I’m currently reading a book by one of my seminary professors, J. Todd Billings, called The Word of God for the People of God. It is a book that I’m enjoying quite a lot and I’ll post a review to my blog when I finish it.
One of the things that Billings discusses is that in our reading of scripture we make must make certain theological decisions. We may consider certain things deliberately and make a conscious choice or we may make our choices through less deliberate and intentional processes, but we make them nonetheless.
One of these decisions that must be made has to do with how we believe that God is made known in the world. Billings claims that our options are either that God is revealed in a universal way that is accessible to all people or that God is made known through his particular action in ancient Israel and Jesus Christ. (75)
In the discussion that explains the either/or decision of our knowledge of God he wrote something that just jumped off the page and grabbed me.
“As Jonathan Edwards elegantly argues, if you claim to know God but you are not drawn to worship and delight in God’s beauty, then you know that you have not encountered God.”(79)
I think that what Billings is claiming here, by way of Jonathan Edwards, is that when we have truly encountered God, the living God whom the Bible teaches spoke creation into being, we will be drawn to him above all things. The strongest of our desires, the deepest of our yearnings, will be those that seek to know God, to love God, and to praise God.

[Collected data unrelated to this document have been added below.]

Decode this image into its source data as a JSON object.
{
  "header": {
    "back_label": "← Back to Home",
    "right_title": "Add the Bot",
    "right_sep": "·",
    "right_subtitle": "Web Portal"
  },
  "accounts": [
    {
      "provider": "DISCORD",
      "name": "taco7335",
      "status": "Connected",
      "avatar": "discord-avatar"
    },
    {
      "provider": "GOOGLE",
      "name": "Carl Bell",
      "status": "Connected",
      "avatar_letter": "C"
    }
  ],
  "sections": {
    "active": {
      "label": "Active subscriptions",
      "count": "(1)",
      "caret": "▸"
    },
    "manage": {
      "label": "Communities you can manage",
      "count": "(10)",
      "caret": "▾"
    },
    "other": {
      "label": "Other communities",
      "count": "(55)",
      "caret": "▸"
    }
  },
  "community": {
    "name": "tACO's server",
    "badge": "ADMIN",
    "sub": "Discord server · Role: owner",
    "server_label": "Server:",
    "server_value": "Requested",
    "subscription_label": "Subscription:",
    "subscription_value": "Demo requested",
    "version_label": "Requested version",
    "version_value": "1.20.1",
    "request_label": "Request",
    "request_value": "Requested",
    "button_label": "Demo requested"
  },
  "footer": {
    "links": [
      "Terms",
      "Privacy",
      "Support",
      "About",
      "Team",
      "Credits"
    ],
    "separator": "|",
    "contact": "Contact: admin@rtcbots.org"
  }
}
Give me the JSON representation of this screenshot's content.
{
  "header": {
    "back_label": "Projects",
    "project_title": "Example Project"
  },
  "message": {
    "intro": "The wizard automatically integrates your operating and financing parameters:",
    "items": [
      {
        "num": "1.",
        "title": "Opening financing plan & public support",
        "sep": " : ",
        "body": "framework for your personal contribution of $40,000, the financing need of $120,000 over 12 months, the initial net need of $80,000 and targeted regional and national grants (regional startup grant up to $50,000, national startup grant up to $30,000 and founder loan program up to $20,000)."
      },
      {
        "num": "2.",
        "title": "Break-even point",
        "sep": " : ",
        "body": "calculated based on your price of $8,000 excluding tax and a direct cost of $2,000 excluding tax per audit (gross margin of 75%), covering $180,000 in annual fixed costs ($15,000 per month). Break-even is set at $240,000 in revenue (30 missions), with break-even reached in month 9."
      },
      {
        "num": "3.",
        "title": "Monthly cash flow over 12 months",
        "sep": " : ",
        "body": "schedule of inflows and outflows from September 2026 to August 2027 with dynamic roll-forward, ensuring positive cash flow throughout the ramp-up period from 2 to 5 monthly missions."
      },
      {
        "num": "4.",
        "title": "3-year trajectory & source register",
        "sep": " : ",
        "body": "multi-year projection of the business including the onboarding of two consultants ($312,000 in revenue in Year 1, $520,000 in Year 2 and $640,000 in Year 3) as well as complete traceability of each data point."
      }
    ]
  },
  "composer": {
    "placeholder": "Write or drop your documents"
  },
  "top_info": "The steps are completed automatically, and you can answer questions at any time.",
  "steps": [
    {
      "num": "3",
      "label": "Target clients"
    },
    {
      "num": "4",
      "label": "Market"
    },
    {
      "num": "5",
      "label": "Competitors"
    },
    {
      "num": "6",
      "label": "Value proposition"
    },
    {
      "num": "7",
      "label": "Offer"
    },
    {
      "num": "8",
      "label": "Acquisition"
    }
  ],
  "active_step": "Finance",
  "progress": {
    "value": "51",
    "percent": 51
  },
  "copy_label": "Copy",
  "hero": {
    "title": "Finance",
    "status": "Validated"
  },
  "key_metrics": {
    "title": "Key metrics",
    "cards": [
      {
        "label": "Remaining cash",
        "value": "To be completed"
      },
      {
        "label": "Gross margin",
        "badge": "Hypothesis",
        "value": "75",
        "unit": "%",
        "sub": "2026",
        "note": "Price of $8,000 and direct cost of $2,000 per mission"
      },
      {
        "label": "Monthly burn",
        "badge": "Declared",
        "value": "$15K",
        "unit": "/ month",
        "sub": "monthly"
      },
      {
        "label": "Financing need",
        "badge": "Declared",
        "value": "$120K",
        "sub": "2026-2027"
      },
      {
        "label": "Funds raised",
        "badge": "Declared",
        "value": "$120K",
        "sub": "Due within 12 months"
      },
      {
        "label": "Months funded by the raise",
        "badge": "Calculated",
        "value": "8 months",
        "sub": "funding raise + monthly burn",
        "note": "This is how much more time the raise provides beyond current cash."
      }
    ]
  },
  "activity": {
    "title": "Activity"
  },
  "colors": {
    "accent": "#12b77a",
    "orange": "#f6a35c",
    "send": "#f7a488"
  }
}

The idea that I should be “drawn to worship and delight in God’s beauty” both excites and convicts me. I do love God deeply but I don’t think that it always comes out so well in the time I spend with other people. My passion for God is sometimes a ways under the surface, rather than shining like a light on a hill.
When I went out to run this morning the roads were wet from some rain last night. The sky was overcast and while some people may have found it to be a bit dreary I thought that there was a certain beauty present, particularly as winter is giving way to spring.
When I turned to come home, facing east, the clouds began to break and the sun came out. The sun shone brightly in the sky and it also reflected bright light off of the wet pavement. I quickly found myself wishing I had my sunglasses. And I also found myself pondering God’s glory.
If we look into the sun we will soon find that it is overpowering to our eyes. Very quickly, in a matter of seconds, we must turn our eyes away. God’s glory is something that is brighter than any amount of sunlight, but it is a brightness that I am certain we will not only seek but delight in when that time comes when we are eternally in the very presence of God in heaven. His glory is something that we will never want to turn away from.
Sometimes I take things in, and retain them better, through music. First melodies, and then the lyrics, embed themselves in my mind, where they just keep on “playing.” I don’t run with a radio or headphones but often find a song repeating itself over and over and over as I take step after step.
Here is a link to what I think is a particularly beautiful version of Be Thou My Vision, an old and wonderful song which came to mind as I ran this morning. It paints a picture of the claim of Jonathan Edwards, that in our encounter with God we are captivated by his beauty and glory, joyfully seeking and loving him before all things.
May the desire for God be our deepest and strongest desire, and may it grow each and every day.